After chunking, the 609 articles become 3,874 chunks, roughly 6.4 chunks per article.

The baseline scorecard

MetricScoreWhat it says
Hits@40.666767% of questions had at least one gold fact in the top 4
Hits@100.825883% had at least one gold fact in the top 10
FactRecall@40.326133% of individual gold facts present in the top 4
FactRecall@100.481448% of individual gold facts present in the top 10
AllGold@40.0720Only 7% of questions had all their evidence in the top 4
AllGold@100.1856Only 19% of questions had complete evidence chains in the top 10
MRR@100.5008First hit arrives around rank 2 on average
MAP@100.2384Weighted precision across all gold facts, low, reflecting missing bridging evidence

What the numbers say

The baseline numbers are worth sitting with before moving on to any experiment, because they tell you exactly where the problem is.

Hits@10 looks decent and AllGold@10 looks bad, and both are correct. 83% of questions had at least one golden fact in the top 10, which sounds like the retriever is mostly working.
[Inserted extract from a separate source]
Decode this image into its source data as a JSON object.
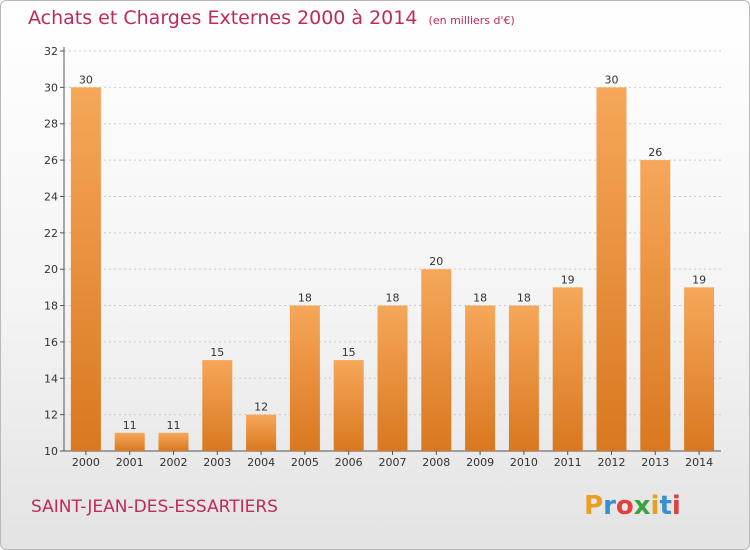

But only 19% had all of their golden facts in the top 10, which means that for 4 out of every 5 questions the generator is missing at least one piece of evidence it needs to answer correctly.

That gap is the structural challenge of multi-hop retrieval. The first golden fact is usually semantically close to the question, so dense retrieval finds it easily. The second and third facts are often in a different article, connected to the question through an intermediate entity that never appears in the query's surface form, and dense retrieval with no multi-hop reasoning doesn't know to look there. FactRecall@10 of 0.48 is the honest summary of this: the retriever finds roughly half of the total golden facts, with single-hop questions pulling the average up and multi-hop questions dragging it down.

MRR@10 of 0.50 rules out one explanation. When the retriever does find a relevant chunk, it tends to find it near the top, around rank 2 on average. So the problem isn't that relevant chunks are being retrieved and buried. It's that the additional relevant chunks for multi-hop questions aren't being retrieved at all.

Testing chunk size

The next thing I played with was chunk size, to see whether a different token count would give better metrics. Since the model tops out at 512 tokens, I started at 450 and then tested 256 and 128 as well. Both came out below the base, though for 256 the difference was not that much.

I still kept 256 as a candidate anyway. Even though its retrieval metric is slightly lower, a smaller chunk means the generation LLM gets a more focused context, so generation might actually come out better. The counter-worry is that 256 tokens might not be enough to carry the surrounding information around a fact. That is not clear yet, so I decided to keep tracking 256 alongside the base into the next experiments.